The weekend is about bringing people together. Providing education, knowledge, and understanding. And it is an opportunity to provide support and recognition to those who have been the victims of crime, and to the many families who are still fighting for justice.
I wanted to share with you the story behind two people who were at the very first CrimeCon to ever take place in the UK, in London in September 2021, Marie McCourt and Fiona Duffy, courtesy of CrimeConUK.
One day in February 1988, 22-year-old Helen McCourt went out to work as normal. But she never came home. That night, Marie McCourt’s identity as an ordinary, working mum was destroyed entirely.
Helen’s disappearance triggered one of the largest missing person’s enquiries in the country. Due to overwhelming and ground-breaking forensic evidence, local pub landlord Ian Simms was charged and convicted of her murder. The case made global headlines as the first murder conviction without a body to use DNA evidence. It was also believed to be only the third ever ‘missing body murder’ conviction in Britain since the Second World War.

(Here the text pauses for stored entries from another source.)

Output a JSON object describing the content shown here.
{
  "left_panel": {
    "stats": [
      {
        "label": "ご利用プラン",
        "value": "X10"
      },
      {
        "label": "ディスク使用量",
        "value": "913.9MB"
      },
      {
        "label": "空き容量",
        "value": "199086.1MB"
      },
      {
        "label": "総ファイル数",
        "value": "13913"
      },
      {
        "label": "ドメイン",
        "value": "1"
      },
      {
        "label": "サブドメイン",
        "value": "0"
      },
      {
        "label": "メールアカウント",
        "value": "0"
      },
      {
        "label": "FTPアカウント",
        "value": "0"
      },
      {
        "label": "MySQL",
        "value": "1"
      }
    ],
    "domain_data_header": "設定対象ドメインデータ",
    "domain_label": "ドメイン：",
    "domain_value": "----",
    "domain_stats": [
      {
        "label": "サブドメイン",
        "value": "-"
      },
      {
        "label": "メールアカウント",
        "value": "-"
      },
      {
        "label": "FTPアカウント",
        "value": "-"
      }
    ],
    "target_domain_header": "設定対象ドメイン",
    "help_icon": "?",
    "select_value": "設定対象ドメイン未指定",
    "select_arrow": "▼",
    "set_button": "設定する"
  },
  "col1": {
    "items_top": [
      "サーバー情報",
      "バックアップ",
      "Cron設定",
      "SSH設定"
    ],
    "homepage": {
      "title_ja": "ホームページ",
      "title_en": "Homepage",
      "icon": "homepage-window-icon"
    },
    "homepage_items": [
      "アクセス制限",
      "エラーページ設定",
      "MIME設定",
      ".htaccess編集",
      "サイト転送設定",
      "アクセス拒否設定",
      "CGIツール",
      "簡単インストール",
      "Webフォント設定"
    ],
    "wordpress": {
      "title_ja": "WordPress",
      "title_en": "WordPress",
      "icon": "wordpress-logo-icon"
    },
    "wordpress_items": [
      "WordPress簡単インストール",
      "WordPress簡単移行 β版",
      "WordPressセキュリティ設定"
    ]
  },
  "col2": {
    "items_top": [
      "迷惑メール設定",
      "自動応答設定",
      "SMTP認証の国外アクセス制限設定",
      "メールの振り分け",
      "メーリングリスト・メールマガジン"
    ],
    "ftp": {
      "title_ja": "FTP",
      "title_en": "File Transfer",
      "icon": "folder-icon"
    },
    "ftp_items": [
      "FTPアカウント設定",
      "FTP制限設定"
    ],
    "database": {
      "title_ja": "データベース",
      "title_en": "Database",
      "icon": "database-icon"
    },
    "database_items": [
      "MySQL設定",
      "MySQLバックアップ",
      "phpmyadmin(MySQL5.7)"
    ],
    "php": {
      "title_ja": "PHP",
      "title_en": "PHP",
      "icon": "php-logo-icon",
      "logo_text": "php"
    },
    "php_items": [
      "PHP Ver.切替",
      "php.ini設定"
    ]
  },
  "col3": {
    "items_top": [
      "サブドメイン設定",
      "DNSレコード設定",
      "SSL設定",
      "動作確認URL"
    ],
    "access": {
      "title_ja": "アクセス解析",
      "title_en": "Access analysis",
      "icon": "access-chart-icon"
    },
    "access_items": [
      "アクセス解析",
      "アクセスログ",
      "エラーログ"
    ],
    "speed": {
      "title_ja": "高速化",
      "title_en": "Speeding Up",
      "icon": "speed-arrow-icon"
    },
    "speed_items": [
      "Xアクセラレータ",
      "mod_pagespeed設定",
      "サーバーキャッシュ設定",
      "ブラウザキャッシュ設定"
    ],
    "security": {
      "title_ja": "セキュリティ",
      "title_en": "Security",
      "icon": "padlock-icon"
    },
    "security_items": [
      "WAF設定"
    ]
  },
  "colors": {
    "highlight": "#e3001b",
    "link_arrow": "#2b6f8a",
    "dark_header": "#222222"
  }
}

Simms has refused to say where Helen’s body is, meaning her remains have never been recovered.
The emotional anguish that this has caused Helen’s family cannot be expressed in text. But they have never given up on Helen. Determined that her daughter should have a decent, Christian burial, Helen’s devoutly Catholic mother Marie began a heart-breaking quest to find Helen’s remains and bring her home. The next three decades saw her embark on gruelling searches, become a champion for victims’ rights, and take her fight for justice all the way to Westminster.
During her campaign, Marie met journalist Fiona Duffy. The two women forged a lifelong friendship resulting in countless articles and an award-winning campaign for justice for the families of missing murder victims; these awards include the UK Press Gazette British Journalism Awards for Campaign of the Year (2019) and the Journalism Matters Making a Difference Award (2020).
Thanks to the tireless efforts of Marie McCourt and other campaigners, on 15th December 2020 Helen’s Law was passed. As Justice Secretary & Lord Chancellor Rt Hon Robert Buckland QC MP said: “Helen’s Law makes it absolutely clear that murderers and evil sexual offenders who refuse to disclose information about their victims should expect to face longer behind bars.”
Together, Marie and Fiona have written ‘Justice for Helen’, a book detailing their campaign for justice. We are honoured that both Marie and Fiona will be appearing at CrimeCon UK in 2021, where they will be sharing their experiences around Helen’s harrowing case and the monumental legislative change that followed it. By providing a platform for the stories of victims and their families, we hope to honour those affected by crime and facilitate positive societal change.
Justice For Helen by Marie McCourt with Fiona Duffy
“For over 30 years, Marie has searched, in vain, for her daughter’s body and campaigned tirelessly to prevent other families from facing the same horrifying fate, taking her fight to the houses of parliament. This is the incredible story of a mother, devastated by the loss of her daughter, who found the strength and determination to change the law.”